Despite getting a full-time office job, he still could not afford to pay for university, and so he decided to attend higher vocational school instead.

“Although I can be regarded as one of the top players in the Chinese Taipei fighting game circle, it could not help me in my daily life (back then),” he said. “So I had two identities – an ordinary office worker during the day, and a GamerBee in a large video game store at night.”

Gaming carried him through his darkest times. While he enjoyed his seven-year career in the hotel industry, fighting games were the antidote that knocked out stress and depression. But with the stigma of gaming still prevalent, he had to keep his hobby under wraps at work. That changed when the opportunity arose to go pro at 32.
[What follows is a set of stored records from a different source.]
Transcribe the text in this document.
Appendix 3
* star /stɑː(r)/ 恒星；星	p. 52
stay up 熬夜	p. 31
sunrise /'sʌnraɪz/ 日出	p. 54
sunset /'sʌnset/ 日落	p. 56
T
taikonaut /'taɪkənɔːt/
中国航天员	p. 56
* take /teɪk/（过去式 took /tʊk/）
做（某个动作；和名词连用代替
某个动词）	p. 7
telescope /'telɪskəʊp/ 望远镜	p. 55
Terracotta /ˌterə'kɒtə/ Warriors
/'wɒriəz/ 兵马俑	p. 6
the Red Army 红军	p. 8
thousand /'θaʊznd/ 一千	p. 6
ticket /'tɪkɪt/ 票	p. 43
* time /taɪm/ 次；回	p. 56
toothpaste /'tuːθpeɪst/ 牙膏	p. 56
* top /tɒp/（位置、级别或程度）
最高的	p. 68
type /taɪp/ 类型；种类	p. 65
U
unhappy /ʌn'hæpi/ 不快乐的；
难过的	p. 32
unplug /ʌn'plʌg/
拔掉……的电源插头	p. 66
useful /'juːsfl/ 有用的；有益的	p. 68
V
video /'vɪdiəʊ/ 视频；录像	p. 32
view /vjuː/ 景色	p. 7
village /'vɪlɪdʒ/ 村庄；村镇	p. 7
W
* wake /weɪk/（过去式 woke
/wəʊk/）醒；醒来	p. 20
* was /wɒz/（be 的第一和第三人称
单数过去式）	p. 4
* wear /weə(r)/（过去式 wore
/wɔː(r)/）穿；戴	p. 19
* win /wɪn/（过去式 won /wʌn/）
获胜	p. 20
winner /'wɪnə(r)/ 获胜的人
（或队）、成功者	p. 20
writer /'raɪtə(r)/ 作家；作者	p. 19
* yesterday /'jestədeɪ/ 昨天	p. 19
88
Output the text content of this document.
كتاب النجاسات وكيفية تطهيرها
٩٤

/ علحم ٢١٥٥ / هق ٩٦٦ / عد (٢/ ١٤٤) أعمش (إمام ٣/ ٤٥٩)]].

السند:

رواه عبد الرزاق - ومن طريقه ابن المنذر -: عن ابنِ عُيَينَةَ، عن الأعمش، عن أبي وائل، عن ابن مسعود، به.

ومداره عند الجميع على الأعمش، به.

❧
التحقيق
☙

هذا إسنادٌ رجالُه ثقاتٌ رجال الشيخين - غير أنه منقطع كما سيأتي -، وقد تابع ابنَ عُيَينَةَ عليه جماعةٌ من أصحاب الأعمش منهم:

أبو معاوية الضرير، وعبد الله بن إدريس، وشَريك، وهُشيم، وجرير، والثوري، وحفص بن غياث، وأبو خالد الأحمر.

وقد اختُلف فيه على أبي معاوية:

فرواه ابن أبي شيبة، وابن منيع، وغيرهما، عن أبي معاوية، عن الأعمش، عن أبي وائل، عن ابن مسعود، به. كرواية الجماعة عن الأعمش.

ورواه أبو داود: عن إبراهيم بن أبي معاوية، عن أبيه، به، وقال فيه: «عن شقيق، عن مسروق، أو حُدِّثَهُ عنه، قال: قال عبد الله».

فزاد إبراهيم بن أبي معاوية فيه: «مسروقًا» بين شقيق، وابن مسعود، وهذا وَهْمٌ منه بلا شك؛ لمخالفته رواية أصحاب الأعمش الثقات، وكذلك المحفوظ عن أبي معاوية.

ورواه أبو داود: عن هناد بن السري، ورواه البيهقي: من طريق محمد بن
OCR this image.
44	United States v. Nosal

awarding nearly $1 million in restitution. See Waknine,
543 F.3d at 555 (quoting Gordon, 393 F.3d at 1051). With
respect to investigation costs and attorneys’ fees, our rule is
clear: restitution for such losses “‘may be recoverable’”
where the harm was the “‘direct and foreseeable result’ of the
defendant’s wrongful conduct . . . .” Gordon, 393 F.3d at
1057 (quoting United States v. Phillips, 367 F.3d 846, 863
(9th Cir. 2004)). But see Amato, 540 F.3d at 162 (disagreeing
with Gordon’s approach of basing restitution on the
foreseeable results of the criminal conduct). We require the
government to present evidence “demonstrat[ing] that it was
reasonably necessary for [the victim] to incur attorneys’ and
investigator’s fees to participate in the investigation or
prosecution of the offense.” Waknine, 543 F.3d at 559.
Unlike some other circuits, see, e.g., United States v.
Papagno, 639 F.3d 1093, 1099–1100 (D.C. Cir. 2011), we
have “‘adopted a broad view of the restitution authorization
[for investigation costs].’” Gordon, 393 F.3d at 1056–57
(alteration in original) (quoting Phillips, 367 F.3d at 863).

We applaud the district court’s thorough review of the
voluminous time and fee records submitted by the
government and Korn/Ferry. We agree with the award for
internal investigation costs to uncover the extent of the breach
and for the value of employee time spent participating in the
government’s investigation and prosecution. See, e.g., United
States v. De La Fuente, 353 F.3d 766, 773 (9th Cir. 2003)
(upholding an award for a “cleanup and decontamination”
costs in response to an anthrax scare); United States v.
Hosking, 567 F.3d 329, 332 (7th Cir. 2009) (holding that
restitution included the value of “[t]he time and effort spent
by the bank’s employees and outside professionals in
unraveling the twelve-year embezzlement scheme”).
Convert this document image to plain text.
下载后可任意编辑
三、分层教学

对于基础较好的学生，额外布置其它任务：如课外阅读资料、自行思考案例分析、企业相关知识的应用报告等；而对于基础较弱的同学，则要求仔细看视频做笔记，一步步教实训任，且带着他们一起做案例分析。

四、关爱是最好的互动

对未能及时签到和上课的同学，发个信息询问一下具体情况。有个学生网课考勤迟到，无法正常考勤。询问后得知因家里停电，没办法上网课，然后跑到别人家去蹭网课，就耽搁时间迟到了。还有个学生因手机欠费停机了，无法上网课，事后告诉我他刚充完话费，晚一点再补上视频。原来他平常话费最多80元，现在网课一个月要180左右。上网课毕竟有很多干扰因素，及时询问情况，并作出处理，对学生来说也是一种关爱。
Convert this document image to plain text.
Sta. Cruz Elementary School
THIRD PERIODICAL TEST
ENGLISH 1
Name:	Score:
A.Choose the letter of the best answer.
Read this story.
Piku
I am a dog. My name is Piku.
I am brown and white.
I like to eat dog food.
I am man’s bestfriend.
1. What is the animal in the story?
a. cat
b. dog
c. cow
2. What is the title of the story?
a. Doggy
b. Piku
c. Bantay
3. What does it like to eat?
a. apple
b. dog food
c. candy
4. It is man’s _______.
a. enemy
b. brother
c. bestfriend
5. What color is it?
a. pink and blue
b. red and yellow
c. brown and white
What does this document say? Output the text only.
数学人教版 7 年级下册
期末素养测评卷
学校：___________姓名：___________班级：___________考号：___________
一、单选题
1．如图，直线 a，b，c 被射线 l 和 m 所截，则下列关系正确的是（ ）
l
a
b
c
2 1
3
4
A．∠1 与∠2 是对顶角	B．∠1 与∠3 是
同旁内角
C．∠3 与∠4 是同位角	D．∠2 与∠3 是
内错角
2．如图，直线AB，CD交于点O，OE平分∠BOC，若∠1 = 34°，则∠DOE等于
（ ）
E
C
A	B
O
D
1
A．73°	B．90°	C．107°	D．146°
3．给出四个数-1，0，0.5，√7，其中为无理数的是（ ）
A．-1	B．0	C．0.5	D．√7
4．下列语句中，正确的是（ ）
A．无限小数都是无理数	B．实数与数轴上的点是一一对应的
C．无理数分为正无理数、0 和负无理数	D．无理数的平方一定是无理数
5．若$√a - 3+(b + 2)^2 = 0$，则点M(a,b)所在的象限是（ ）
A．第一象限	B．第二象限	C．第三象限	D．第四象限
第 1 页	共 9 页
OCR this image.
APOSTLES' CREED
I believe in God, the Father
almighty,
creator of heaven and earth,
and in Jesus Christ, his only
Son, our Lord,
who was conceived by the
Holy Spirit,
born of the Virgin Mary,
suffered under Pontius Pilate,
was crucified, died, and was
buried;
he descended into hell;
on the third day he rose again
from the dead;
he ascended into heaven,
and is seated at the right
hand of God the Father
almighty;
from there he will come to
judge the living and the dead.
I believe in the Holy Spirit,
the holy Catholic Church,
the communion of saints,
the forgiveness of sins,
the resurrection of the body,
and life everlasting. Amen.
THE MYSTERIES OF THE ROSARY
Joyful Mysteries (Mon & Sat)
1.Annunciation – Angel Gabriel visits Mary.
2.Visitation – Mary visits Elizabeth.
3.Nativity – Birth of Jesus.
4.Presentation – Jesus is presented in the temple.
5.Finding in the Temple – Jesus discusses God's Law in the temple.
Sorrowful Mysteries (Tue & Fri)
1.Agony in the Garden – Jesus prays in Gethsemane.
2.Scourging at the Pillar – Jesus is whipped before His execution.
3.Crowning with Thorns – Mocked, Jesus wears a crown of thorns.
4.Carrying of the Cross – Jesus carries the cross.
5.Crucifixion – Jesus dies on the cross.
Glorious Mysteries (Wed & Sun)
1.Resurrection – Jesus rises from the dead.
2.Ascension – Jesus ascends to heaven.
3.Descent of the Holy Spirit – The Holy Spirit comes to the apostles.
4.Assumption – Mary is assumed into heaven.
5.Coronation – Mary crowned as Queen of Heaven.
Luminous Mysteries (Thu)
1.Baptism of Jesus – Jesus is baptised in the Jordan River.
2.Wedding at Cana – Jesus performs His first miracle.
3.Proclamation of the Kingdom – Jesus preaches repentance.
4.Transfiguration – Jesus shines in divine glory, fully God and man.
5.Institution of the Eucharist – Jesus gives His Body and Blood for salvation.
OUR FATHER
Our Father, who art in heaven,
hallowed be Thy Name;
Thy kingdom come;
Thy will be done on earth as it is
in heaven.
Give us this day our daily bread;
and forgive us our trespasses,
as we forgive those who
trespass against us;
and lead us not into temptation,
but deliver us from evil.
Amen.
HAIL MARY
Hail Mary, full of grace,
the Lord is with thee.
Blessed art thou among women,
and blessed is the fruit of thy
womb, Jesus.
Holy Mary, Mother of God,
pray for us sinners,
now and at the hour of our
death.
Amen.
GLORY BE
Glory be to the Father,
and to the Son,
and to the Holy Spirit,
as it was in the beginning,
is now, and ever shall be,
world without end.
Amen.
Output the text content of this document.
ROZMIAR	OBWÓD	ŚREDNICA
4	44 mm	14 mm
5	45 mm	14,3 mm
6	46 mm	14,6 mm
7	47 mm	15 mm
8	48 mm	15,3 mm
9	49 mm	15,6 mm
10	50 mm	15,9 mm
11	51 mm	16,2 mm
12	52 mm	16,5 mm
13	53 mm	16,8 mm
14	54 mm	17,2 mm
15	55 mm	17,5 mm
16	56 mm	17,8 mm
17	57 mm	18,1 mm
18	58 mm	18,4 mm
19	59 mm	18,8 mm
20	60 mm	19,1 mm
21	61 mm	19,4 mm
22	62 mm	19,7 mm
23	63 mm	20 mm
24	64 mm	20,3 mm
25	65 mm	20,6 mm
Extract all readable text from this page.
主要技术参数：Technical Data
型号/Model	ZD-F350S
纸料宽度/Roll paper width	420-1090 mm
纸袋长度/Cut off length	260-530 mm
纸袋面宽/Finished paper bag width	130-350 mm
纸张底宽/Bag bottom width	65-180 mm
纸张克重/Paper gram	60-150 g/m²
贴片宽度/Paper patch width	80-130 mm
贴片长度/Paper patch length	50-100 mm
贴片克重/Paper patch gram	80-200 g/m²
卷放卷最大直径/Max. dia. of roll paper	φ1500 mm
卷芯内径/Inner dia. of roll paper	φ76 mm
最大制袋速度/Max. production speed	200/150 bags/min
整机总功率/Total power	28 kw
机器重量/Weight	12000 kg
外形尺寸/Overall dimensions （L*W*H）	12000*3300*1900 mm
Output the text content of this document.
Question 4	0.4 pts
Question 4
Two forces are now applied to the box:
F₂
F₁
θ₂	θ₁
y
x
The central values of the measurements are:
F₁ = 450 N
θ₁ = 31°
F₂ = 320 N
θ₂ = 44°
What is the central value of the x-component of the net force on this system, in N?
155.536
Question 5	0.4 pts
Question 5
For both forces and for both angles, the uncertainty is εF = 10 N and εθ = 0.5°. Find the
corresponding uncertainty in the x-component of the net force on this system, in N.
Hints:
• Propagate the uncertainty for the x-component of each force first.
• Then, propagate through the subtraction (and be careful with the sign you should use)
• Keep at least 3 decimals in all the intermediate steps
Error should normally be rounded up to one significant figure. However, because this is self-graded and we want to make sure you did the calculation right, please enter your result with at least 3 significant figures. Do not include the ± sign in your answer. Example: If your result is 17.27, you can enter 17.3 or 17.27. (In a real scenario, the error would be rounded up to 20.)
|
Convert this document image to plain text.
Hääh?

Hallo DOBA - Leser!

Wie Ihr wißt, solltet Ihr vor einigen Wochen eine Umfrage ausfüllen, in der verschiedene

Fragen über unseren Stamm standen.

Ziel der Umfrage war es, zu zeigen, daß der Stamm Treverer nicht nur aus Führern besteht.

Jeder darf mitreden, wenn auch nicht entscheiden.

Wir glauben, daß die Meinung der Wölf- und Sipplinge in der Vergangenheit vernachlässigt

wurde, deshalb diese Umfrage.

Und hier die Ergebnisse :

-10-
“Until I actually became a professional player, I had completely given up on the idea of ​​making a living from fighting games. I was very satisfied to participate in competitions during my vacation time,” said GamerBee, who now spends four to six hours a day practising.

He had a few words towards naysayers who claim he is too old to be gaming: “People can say whatever they want, …I don’t care about that.”

With a warrior’s attitude, he has clawed his way up to the top against all odds. And he is not leaving anytime soon.

“I have never really been afraid of anyone in fighting games, because my biggest enemy is survival. And no opponent will be more terrifying than losing a loved one at the age of 18 and facing the pressure of life alone.”